Please note, this is not to say that one must have graduated from a top 10 school and practiced in an AmLaw 100 firm to make our slate. But I would venture to say that those candidates who do fall within this category tend to make a headhunter's slate more often than those who lack comparable credentials. Don't shoot the messenger; we're only responding to our clients' demands. And for those who advise me, "Bob, here's your chance to influence your client by educating them that there are non-pedigreed lawyers who are a better match," I have tried to fight that battle and have lost many more times than I have won.

So why don't we put "Top 10 Schools Only" in the PD? First, we have to recognize what I said at the outset--not all great lawyers attend these schools. Second, the PD would be elitist, which of course has been a stereotype of BigLaw. But that landscape is changing for the better. Third, as stated previously, clients' specs often morph during the search's course. Thus, it's dangerous to draw a very narrow spec given the certainty of change.

4. Clients often give priority to locals and those with industry experience.

The flood of applicants for each search means clients have the luxury of picking and choosing as they please. It's Economics 101. Knowing theirs is a buyers' market; clients have come to prioritize those candidates who don't require relocation, as well as those whose industry experience aligns with their own. As to relocation, it's not about paying a moving van several thousand dollars to transport household goods, although everyone -- companies too -- likes to save money. It's mainly about risk.

Clients understandably hate to invest months in recruiting someone, only to have that person not "take root" in their new locale. Whether it's the grandparents missing the kids, or the spouse who hates the weather or the new neighbors, relocations entail risk. Clients also draw a bit of comfort of hiring locally since they feel that references are more easily checked with greater reliability; they usually know someone at the company where the candidate has worked. This is especially true in highly-networked places like the tech industries in Silicon Valley, Boston or Seattle, and the energy industry in Houston, Calgary or Denver. Even when a non-local candidate makes a slate presented to a client, those candidates who are local and have industry-specific experience often secure the first interviews. And, if the headhunter has done their job in presenting candidates who are all first-rate, the client will often hire from these initial people who are advantaged by interviewing first.

5. Candidates don't see their competition.

This is the big one. Candidates who often display the greatest frustration about not making a slate (or getting an interview) are usually unaware of the severity of their competition. One need only hear (as I do repeatedly) the comment from a candidate, "You're not going to find my combination of skills and experience..." I have an answer for those people: We will, and do, find them. With a candidate database of more than 500,000 lawyers and a team of more than 200 talented recruiting professionals, our firm finds the best of the best. That's what our clients expect us to do, and that' why they hire us.

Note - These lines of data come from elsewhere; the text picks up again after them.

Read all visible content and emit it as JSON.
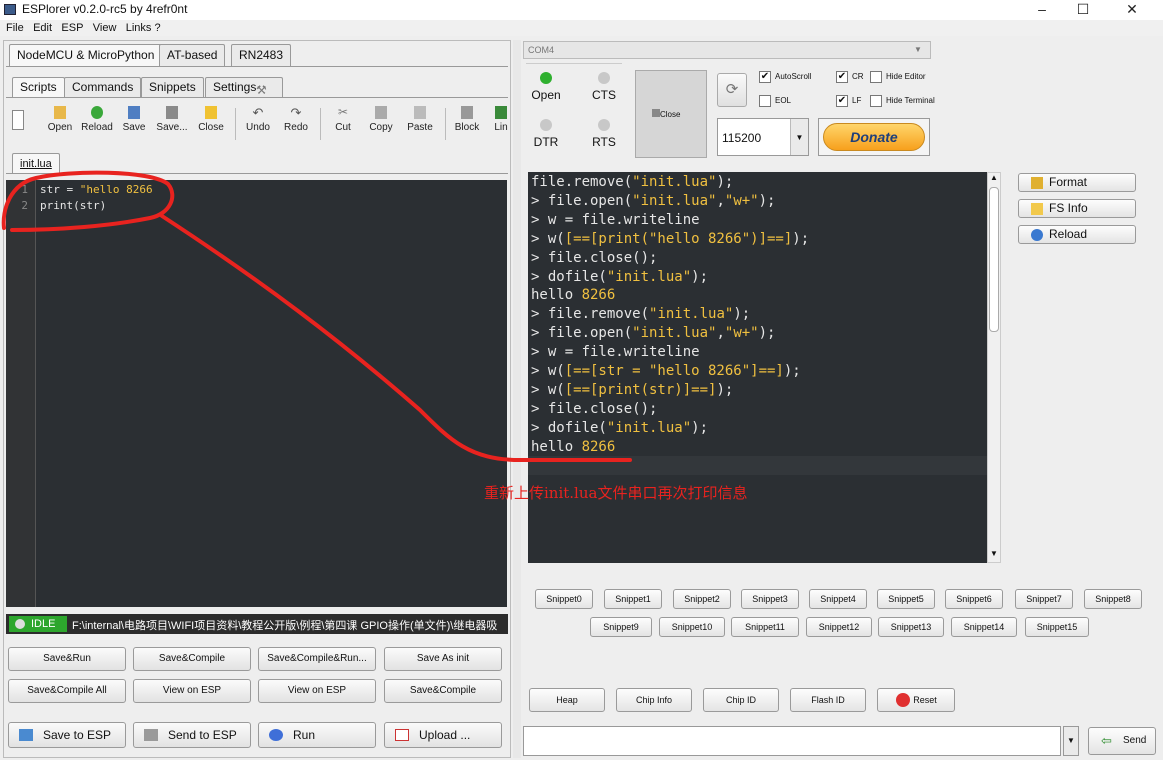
{
  "window": {
    "title": "ESPlorer v0.2.0-rc5 by 4refr0nt",
    "min": "–",
    "max": "☐",
    "close": "✕"
  },
  "menu": [
    "File",
    "Edit",
    "ESP",
    "View",
    "Links ?"
  ],
  "left": {
    "top_tabs": [
      "NodeMCU & MicroPython",
      "AT-based",
      "RN2483"
    ],
    "sub_tabs": [
      "Scripts",
      "Commands",
      "Snippets",
      "Settings"
    ],
    "toolbar": [
      "Open",
      "Reload",
      "Save",
      "Save...",
      "Close",
      "Undo",
      "Redo",
      "Cut",
      "Copy",
      "Paste",
      "Block",
      "Lin"
    ],
    "file_tab": "init.lua",
    "code": {
      "line1_num": "1",
      "line1_pre": "str = ",
      "line1_str": "\"hello 8266",
      "line2_num": "2",
      "line2": "print(str)"
    },
    "status": {
      "state": "IDLE",
      "path": "F:\\internal\\电路项目\\WIFI项目资料\\教程公开版\\例程\\第四课 GPIO操作(单文件)\\继电器吸"
    },
    "buttons_row1": [
      "Save&Run",
      "Save&Compile",
      "Save&Compile&Run...",
      "Save As init"
    ],
    "buttons_row2": [
      "Save&Compile All",
      "View on ESP",
      "View on ESP",
      "Save&Compile"
    ],
    "bottom": [
      "Save to ESP",
      "Send to ESP",
      "Run",
      "Upload ..."
    ]
  },
  "right": {
    "port": "COM4",
    "open": "Open",
    "cts": "CTS",
    "close": "Close",
    "dtr": "DTR",
    "rts": "RTS",
    "checks": {
      "autoscroll": "AutoScroll",
      "cr": "CR",
      "hide_editor": "Hide Editor",
      "eol": "EOL",
      "lf": "LF",
      "hide_terminal": "Hide Terminal"
    },
    "baud": "115200",
    "donate": "Donate",
    "terminal": [
      {
        "a": "file.remove(",
        "s": "\"init.lua\"",
        "b": ");"
      },
      {
        "a": "> file.open(",
        "s": "\"init.lua\"",
        "m": ",",
        "s2": "\"w+\"",
        "b": ");"
      },
      {
        "a": "> w = file.writeline"
      },
      {
        "a": "> w(",
        "s": "[==[print(\"hello 8266\")]==]",
        "b": ");"
      },
      {
        "a": "> file.close();"
      },
      {
        "a": "> dofile(",
        "s": "\"init.lua\"",
        "b": ");"
      },
      {
        "a": "hello ",
        "s": "8266"
      },
      {
        "a": "> file.remove(",
        "s": "\"init.lua\"",
        "b": ");"
      },
      {
        "a": "> file.open(",
        "s": "\"init.lua\"",
        "m": ",",
        "s2": "\"w+\"",
        "b": ");"
      },
      {
        "a": "> w = file.writeline"
      },
      {
        "a": "> w(",
        "s": "[==[str = \"hello 8266\"]==]",
        "b": ");"
      },
      {
        "a": "> w(",
        "s": "[==[print(str)]==]",
        "b": ");"
      },
      {
        "a": "> file.close();"
      },
      {
        "a": "> dofile(",
        "s": "\"init.lua\"",
        "b": ");"
      },
      {
        "a": "hello ",
        "s": "8266"
      },
      {
        "a": ">"
      }
    ],
    "annotation": "重新上传init.lua文件串口再次打印信息",
    "side": [
      "Format",
      "FS Info",
      "Reload"
    ],
    "snippets_row1": [
      "Snippet0",
      "Snippet1",
      "Snippet2",
      "Snippet3",
      "Snippet4",
      "Snippet5",
      "Snippet6",
      "Snippet7",
      "Snippet8"
    ],
    "snippets_row2": [
      "Snippet9",
      "Snippet10",
      "Snippet11",
      "Snippet12",
      "Snippet13",
      "Snippet14",
      "Snippet15"
    ],
    "bottom": [
      "Heap",
      "Chip Info",
      "Chip ID",
      "Flash ID",
      "Reset"
    ],
    "send": "Send"
  },
  "colors": {
    "annotation": "#e8231f",
    "string": "#f0c040",
    "editor_bg": "#2b2f33",
    "donate": "#f7a01c"
  }
}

I can see how a lawyer feels that their uniqueness outshines others—even if it's a self-evaluation many times reinforced at home—but there are many fine lawyers in the market, and that number increases daily. We are paying the price for having more law schools produce more graduates at a time when demand for legal services has slackened and the landscape has changed. As the differential grows between supply and demand, the "price" goes up, and, in a recruiter's world, that price is quality of resume and the closest match possible between what a candidate offers and what a client requires. This, then, is the answer for those candidates who respond to our postings with the opening comment, "Now, I know that I don't meet all of the listed criteria, but..."

Candidate frustration is inevitable; but I hope this background provides some clarity and puts the search process into perspective so applicants are realistic. And the more pragmatic a candidate is about the realities of the market, the more attractive that candidate becomes.